Consistency is the last refuge of the unimaginative. — Oscar Wilde
WHEN TO LEAVE AND WHEN TO STAY
I have discussed the need for unity and for autonomy in relationships in terms of its formation of the relationship: how you seek out a lover, how you approach early relationships. What about when relationships end, though? In your earliest relationships, how do you know when it’s time to leave and how do you know how to leave or be left? Again, you trace the lines of your history, your heart. Those lines can tell you much about not only where you have been, but also about where you are now—and where you will be ten years from now if you make no changes. Have you ever found yourself in a relationship or a job, perhaps, that consisted mainly of misery, and suddenly found yourself thinking of the future? The thought often goes like this: I will not look back at my life in ten years…and still be here, in this. My life will not turn out this way.

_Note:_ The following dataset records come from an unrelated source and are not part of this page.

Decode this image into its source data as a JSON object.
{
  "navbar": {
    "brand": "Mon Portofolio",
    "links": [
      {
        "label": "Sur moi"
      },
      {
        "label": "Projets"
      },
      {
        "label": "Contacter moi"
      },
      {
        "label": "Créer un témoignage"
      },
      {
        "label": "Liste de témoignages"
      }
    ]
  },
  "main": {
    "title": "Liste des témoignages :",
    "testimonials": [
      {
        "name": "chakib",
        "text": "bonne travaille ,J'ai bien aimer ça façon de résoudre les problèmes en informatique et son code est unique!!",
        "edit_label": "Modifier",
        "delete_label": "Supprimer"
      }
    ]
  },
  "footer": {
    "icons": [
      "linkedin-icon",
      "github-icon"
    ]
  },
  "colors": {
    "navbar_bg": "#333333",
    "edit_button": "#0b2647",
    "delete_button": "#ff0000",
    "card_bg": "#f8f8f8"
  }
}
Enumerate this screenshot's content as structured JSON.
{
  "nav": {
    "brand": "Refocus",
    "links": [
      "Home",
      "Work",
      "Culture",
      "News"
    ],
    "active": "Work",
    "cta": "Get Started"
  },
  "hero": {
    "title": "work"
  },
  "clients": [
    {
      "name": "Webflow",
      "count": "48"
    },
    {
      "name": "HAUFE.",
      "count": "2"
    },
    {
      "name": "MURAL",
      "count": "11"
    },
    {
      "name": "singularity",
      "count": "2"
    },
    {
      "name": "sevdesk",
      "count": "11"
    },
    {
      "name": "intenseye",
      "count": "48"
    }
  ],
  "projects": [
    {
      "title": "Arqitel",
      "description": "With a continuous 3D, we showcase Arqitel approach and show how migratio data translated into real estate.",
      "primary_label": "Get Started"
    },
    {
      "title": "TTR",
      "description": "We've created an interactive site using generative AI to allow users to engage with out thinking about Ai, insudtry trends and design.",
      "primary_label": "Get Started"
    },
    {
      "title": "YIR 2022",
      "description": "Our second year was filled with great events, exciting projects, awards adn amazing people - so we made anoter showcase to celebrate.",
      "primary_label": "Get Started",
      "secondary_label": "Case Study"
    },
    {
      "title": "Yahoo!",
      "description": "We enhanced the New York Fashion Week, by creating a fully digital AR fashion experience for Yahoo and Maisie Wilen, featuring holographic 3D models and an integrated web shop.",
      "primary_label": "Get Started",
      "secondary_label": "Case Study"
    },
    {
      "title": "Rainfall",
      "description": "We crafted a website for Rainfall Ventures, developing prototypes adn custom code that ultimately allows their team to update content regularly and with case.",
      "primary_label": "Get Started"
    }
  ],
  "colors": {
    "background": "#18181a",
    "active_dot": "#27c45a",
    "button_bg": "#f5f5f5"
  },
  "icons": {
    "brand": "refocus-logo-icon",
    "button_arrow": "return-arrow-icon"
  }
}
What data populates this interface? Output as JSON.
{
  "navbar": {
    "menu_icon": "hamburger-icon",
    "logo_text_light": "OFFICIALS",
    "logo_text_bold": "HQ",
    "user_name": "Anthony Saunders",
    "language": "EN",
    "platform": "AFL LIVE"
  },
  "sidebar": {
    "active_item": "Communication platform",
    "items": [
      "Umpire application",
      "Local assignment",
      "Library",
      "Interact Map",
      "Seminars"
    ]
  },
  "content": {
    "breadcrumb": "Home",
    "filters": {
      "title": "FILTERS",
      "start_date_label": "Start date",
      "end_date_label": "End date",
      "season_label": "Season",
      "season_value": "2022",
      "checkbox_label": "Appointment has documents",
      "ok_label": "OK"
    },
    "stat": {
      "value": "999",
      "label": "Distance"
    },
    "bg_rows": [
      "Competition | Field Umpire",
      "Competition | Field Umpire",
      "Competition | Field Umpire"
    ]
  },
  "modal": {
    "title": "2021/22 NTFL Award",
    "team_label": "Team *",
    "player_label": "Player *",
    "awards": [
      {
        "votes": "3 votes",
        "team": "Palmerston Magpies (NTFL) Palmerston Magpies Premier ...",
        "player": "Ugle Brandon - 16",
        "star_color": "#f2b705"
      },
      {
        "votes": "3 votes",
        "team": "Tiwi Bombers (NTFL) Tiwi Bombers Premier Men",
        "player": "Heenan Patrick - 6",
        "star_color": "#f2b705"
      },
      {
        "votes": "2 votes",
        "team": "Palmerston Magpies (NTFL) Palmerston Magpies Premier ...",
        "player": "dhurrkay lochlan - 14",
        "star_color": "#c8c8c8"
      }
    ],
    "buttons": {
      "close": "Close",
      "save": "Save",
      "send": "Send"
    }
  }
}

The most significant factor at play as relationships draw to a close or change in status is projection. Simply, projection is the act of putting the responsibility for your own thoughts and feelings and behaviors on another. I feel angry and so I begin to notice that you seem short-tempered, and I accuse you of being angry. But why would you do this? Self-protection. In the short term, isn’t it often easier to blame than to wonder, to point the finger of self-righteousness rather than to sit with your own weaknesses?
A CONSCIOUS LIVING PRACTICE FOR TODAY – MARCH 27
Give yourself some time today to think on these thoughts:
- I knew my first love relationship was going to end when _____.
- When the relationship ended, I felt _____.
- I think that I felt this way because it mirrored _____.
Learning to perceive the truth within yourself and speak it clearly to others is a delicate skill.